Wall Street Journal predicts that Apple’s bonds would pay about 0.9% to 0.95% more than 10-year Treasurys. However, yields on Treasury bonds recently fell to 1.64%, their lowest of the year. By comparison inflation is about 1.5%. However, Apple bonds are top-rated. It is rated Aa1 by Moody’s and AA+ by Standard & Poor’s. This is mainly because Apple has $140 billion cash sitting around which makes even $17 billion look easy to repay. In 2008, nearly 40% of the bonds in the iShares IBoxx $ Investment Grade Bond ETF, an index fund that tracks corporate bonds, were rated double-A or higher, according to Morningstar. Today less than 15% are rated that high.

Microsoft issued 10-year bonds that yielded 0.7 percentage points above 10-year Treasurys. Microsoft bonds were rated slightly higher than Apple, AAA.

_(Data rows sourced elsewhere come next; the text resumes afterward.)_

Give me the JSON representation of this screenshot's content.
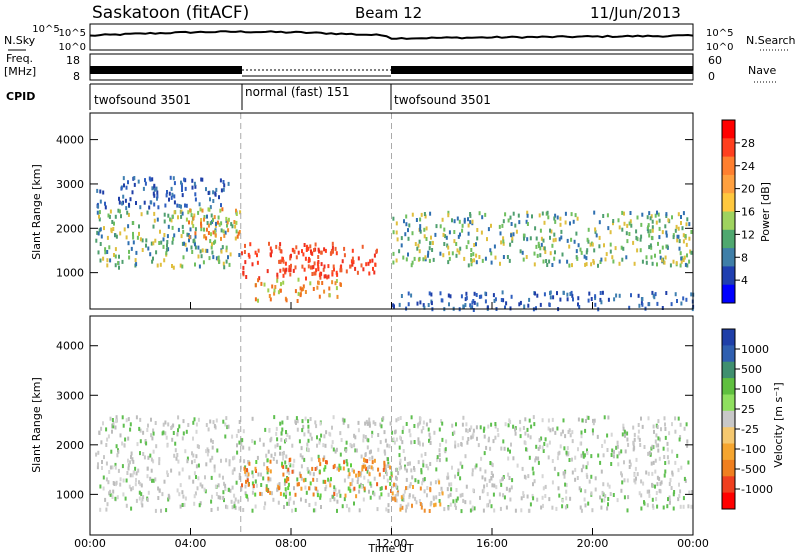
{
  "header": {
    "station": "Saskatoon (fitACF)",
    "beam": "Beam 12",
    "date": "11/Jun/2013"
  },
  "top_panels": {
    "nsky_label": "N.Sky",
    "nsky_ticks": [
      "10^5",
      "10^0"
    ],
    "nsearch_label": "N.Search",
    "nsearch_ticks": [
      "10^5",
      "10^0"
    ],
    "freq_label_1": "Freq.",
    "freq_label_2": "[MHz]",
    "freq_ticks": [
      "18",
      "8"
    ],
    "nave_label": "Nave",
    "nave_ticks": [
      "60",
      "0"
    ],
    "cpid_label": "CPID",
    "cpid_segments": [
      {
        "name": "twofsound 3501",
        "start": 0,
        "end": 6
      },
      {
        "name": "normal (fast) 151",
        "start": 6,
        "end": 12
      },
      {
        "name": "twofsound 3501",
        "start": 12,
        "end": 24
      }
    ]
  },
  "chart_data": [
    {
      "type": "heatmap",
      "parameter": "Power",
      "ylabel": "Slant Range [km]",
      "ylim": [
        180,
        4600
      ],
      "yticks": [
        "1000",
        "2000",
        "3000",
        "4000"
      ],
      "xlim": [
        0,
        24
      ],
      "colorbar": {
        "label": "Power [dB]",
        "range": [
          0,
          32
        ],
        "ticks": [
          "4",
          "8",
          "12",
          "16",
          "20",
          "24",
          "28"
        ]
      },
      "regions": [
        {
          "t": [
            0.2,
            6.0
          ],
          "r": [
            1150,
            2450
          ],
          "level": "medium"
        },
        {
          "t": [
            0.2,
            5.5
          ],
          "r": [
            2500,
            3200
          ],
          "level": "low"
        },
        {
          "t": [
            3.8,
            6.0
          ],
          "r": [
            1800,
            2500
          ],
          "level": "high"
        },
        {
          "t": [
            6.0,
            10.0
          ],
          "r": [
            900,
            1700
          ],
          "level": "very high"
        },
        {
          "t": [
            7.5,
            11.5
          ],
          "r": [
            1000,
            1650
          ],
          "level": "very high"
        },
        {
          "t": [
            6.5,
            10.0
          ],
          "r": [
            400,
            900
          ],
          "level": "high"
        },
        {
          "t": [
            12.0,
            24.0
          ],
          "r": [
            1200,
            2400
          ],
          "level": "medium"
        },
        {
          "t": [
            12.0,
            24.0
          ],
          "r": [
            200,
            600
          ],
          "level": "low"
        }
      ]
    },
    {
      "type": "heatmap",
      "parameter": "Velocity",
      "ylabel": "Slant Range [km]",
      "ylim": [
        180,
        4600
      ],
      "yticks": [
        "1000",
        "2000",
        "3000",
        "4000"
      ],
      "xlim": [
        0,
        24
      ],
      "xticks": [
        "00:00",
        "04:00",
        "08:00",
        "12:00",
        "16:00",
        "20:00",
        "00:00"
      ],
      "xlabel": "Time UT",
      "colorbar": {
        "label": "Velocity [m s⁻¹]",
        "ticks": [
          "1000",
          "500",
          "100",
          "25",
          "-25",
          "-100",
          "-500",
          "-1000"
        ]
      },
      "regions": [
        {
          "t": [
            0.2,
            24.0
          ],
          "r": [
            700,
            2600
          ],
          "velocity": "~0 (ground scatter)"
        },
        {
          "t": [
            6.0,
            12.0
          ],
          "r": [
            1000,
            1750
          ],
          "velocity": "-100 to -500"
        },
        {
          "t": [
            12.0,
            14.0
          ],
          "r": [
            700,
            1300
          ],
          "velocity": "-100"
        }
      ]
    }
  ]
}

Apple’s $5.5 billion chunk of 10-year debt, which matures in May 2023, was the most-traded security on the bond platform MarketAxess, closely followed by its other debt. The bonds were priced to yield 2.415% but yielded on average 2.378% late Wednesday. Microsoft’s 10-year debt traded Wednesday to yield 2.35%. Some $2.09 billion of Apple trades took place Wednesday against total trading of $13.40 billion, or 15.6% of all trades.

The bonds maturing further out have been off the shelves, as the notes on the shorter end of the yield curve tended to get bought by investors who want to hold on to the debt, said Richard Saperstein, managing director at Treasury Partners at HighTower.

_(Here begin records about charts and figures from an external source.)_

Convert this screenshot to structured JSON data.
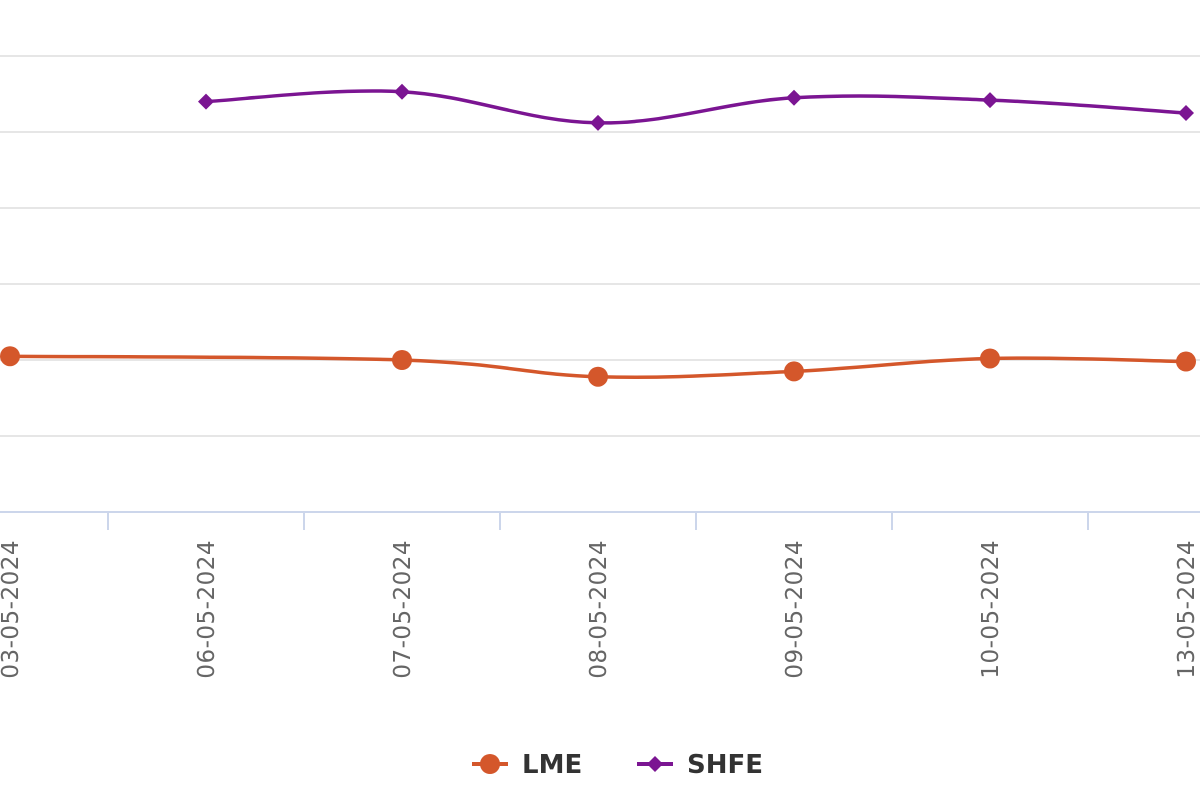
{
  "chart_data": {
    "type": "line",
    "x": [
      "03-05-2024",
      "06-05-2024",
      "07-05-2024",
      "08-05-2024",
      "09-05-2024",
      "10-05-2024",
      "13-05-2024"
    ],
    "series": [
      {
        "name": "LME",
        "color": "#d4572b",
        "marker": "circle",
        "values": [
          2.05,
          null,
          2.0,
          1.78,
          1.85,
          2.02,
          1.98
        ]
      },
      {
        "name": "SHFE",
        "color": "#7b1592",
        "marker": "diamond",
        "values": [
          null,
          5.4,
          5.53,
          5.12,
          5.45,
          5.42,
          5.25
        ]
      }
    ],
    "ylim": [
      0,
      7
    ],
    "y_gridlines": [
      1,
      2,
      3,
      4,
      5,
      6,
      7
    ],
    "grid": true,
    "legend": {
      "placement": "bottom-center"
    },
    "axis_color": "#ccd6eb",
    "grid_color": "#e6e6e6"
  }
}
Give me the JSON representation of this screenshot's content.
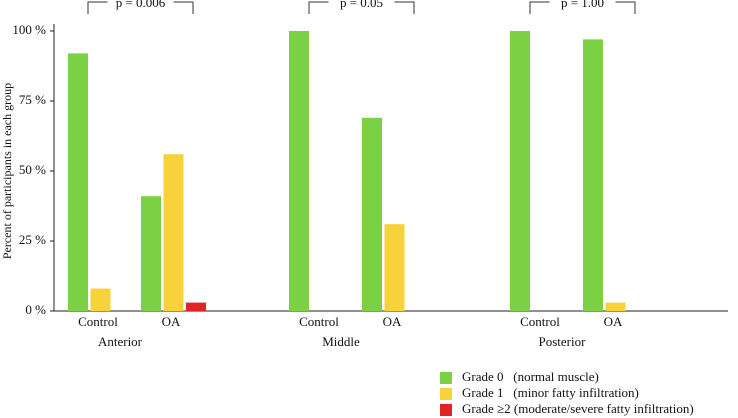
{
  "chart_data": {
    "type": "bar",
    "y_label": "Percent of participants in each group",
    "groups": [
      "Anterior",
      "Middle",
      "Posterior"
    ],
    "categories": [
      "Control",
      "OA",
      "Control",
      "OA",
      "Control",
      "OA"
    ],
    "annotations": [
      "p = 0.006",
      "p = 0.05",
      "p = 1.00"
    ],
    "series": [
      {
        "name": "Grade 0   (normal muscle)",
        "color": "#7cd043",
        "values": [
          92,
          41,
          100,
          69,
          100,
          97
        ]
      },
      {
        "name": "Grade 1   (minor fatty infiltration)",
        "color": "#f7d23a",
        "values": [
          8,
          56,
          0,
          31,
          0,
          3
        ]
      },
      {
        "name": "Grade ≥2 (moderate/severe fatty infiltration)",
        "color": "#e02424",
        "values": [
          0,
          3,
          0,
          0,
          0,
          0
        ]
      }
    ],
    "ylim": [
      0,
      100
    ],
    "yticks": [
      {
        "value": 0,
        "label": "0 %"
      },
      {
        "value": 25,
        "label": "25 %"
      },
      {
        "value": 50,
        "label": "50 %"
      },
      {
        "value": 75,
        "label": "75 %"
      },
      {
        "value": 100,
        "label": "100 %"
      }
    ],
    "legend": "bottom-right"
  }
}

As exciting as it may be, Apple bonds may not be available to small investors. Goldman Sachs Group and Deutsche Bank AG are overseeing Apple’s bond issue and they are looking out for institutional investors that can buy large blocks of bonds. Eventually, the institutional investors can sell these bonds to retail investors in the market. Goldman Sachs Group Inc. earned $38.3 million and Deutsche Bank AG got $9.3 million for underwriting the first and largest-ever debt issuance by a company, Tuesday’s $17 billion offering by Apple Inc.

Apple issued the bonds to help fund its plan to return $100 billion to shareholders, announced last week. Though the technology company has $144 billion in cash, much of that is held overseas. By selling bonds, it can avoid having to pay taxes on the repatriation of those funds.

On the other hand, Apple stock  trades at roughly $444, down from its $700 high last fall. However, Apple is still generating a lot of sales of iPhone, iPad, and iPods. This cash-generating stock is set to receive major returns by 2014 and 2015 and share buyback is on the way. Now, that Tim Cook has taken care of the financials, he should probably go back to software and hardware dirty jobs. Surely, consumers and investors will be delighted.